Reputation: 18108
I was looking at some examples on blogs of UDFs that appear to work, but in fact when I run them they give the infamous task not serializable error.
I find it strange that this is published and no such mention made. Running Spark 2.4.
Code, pretty straight forward something must have changed in Spark?:
def lowerRemoveAllWhitespace(s: String): String = {
s.toLowerCase().replaceAll("\\s", "")
}
val lowerRemoveAllWhitespaceUDF = udf[String, String](lowerRemoveAllWhitespace)
import org.apache.spark.sql.functions.col
val df = sc.parallelize(Seq(
("r1 ", 1, 1, 3, -2),
("r 2", 6, 4, -2, -2),
("r 3", 4, 1, 1, 0),
("r4", 1, 2, 4, 5)
)).toDF("ID", "a", "b", "c", "d")
df.select(lowerRemoveAllWhitespaceUDF(col("ID"))).show(false)
returns:
org.apache.spark.SparkException: Task not serializable
From this blog that I find good: https://medium.com/@mrpowers/spark-user-defined-functions-udfs-6c849e39443b
Something must have changed???
I looked at the top voted item here with an Object and extends Serializable but no joy either.
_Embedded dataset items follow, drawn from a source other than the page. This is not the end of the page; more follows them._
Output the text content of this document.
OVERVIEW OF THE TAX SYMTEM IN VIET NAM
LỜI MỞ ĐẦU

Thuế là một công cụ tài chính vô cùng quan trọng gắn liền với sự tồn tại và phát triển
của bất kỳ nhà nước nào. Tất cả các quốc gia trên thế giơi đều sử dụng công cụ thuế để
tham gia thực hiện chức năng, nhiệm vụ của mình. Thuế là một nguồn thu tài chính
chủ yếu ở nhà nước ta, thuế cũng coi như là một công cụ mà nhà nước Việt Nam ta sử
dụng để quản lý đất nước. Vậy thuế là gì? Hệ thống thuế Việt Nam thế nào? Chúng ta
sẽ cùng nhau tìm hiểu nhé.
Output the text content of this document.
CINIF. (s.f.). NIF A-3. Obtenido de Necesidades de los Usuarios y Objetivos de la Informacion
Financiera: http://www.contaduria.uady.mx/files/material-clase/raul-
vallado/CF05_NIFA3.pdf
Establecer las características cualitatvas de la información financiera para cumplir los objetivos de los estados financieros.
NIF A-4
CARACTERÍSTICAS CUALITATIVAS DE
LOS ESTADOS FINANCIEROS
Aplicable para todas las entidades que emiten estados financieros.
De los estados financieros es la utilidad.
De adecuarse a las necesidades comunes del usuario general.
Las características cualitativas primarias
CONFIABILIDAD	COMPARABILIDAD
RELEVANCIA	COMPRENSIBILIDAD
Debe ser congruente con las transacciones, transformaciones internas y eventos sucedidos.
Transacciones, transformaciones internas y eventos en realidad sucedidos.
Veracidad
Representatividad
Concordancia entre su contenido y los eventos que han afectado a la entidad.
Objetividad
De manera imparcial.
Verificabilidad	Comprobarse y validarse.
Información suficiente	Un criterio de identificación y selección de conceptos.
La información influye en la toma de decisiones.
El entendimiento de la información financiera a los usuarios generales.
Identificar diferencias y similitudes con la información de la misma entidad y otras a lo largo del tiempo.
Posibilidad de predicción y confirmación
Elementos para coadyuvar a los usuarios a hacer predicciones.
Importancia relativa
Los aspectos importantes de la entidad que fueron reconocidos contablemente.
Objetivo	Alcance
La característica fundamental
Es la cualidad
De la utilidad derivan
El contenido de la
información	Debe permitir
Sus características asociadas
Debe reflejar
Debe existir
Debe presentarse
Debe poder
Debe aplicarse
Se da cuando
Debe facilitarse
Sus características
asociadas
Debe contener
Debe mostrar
Puzzled.
EDIT
Things seems to have changed, this format needed:
val squared = udf((s: Long) => s * s)
The Object approach still interest me why it failed.
Upvotes: 2
Views: 3745
Reputation: 18108
The example that was posted was from a reputable source, but I cannot get to run without a Serialization error in Spark 2.4, trying of Objects etc. did not help either.
I solved the issue as follows using the udf(( .. approach which looks like a single statement only possible and indeed I could that and voila no serialization. A slightly different example though using primitives.
val sumContributionsPlus = udf((n1: Int, n2: Int, n3: Int, n4: Int) => Seq(n1,n2,n3,n4).foldLeft(0)( (acc, a) => if (a > 0) acc + a else acc))
On a final note, the whole discussion on UDF, Spark native, columns UDFs is confusing when things no longer appear to work.
Upvotes: 0
Reputation: 4499
I couldn't reproduce the error (tried on spark 1.6, 2.3, and 2.4), but I do remember facing this kind of error (long time ago). I'll put in my best guess.
The problem happens due to difference between Method and Function in scala. As described in detail here.
Short version of that is when you write def
it is equivalent to methods in java, i.e part of a a class and can be invoked using the instance of the class.
When you write udf((s: Long) => s * s)
it creates an instance of trait Function1
. For this to happen an anonymous class implementing Function1
is generated whose apply method is is something like def apply(s: Long):Long= {s * s}
, and the instance of this class is passed as parameter to udf
.
However when you write udf[String, String](lowerRemoveAllWhitespace)
the method lowerRemoveAllWhitespace
needs to be converted to Function1
instance and passed to udf
. This is where the serialization fails, since the apply method on this instance will try to invoke lowerRemoveAllWhitespace
on instance of another object (which could not be serialized and sent to the worker jvm process) causing the exception.
Upvotes: 2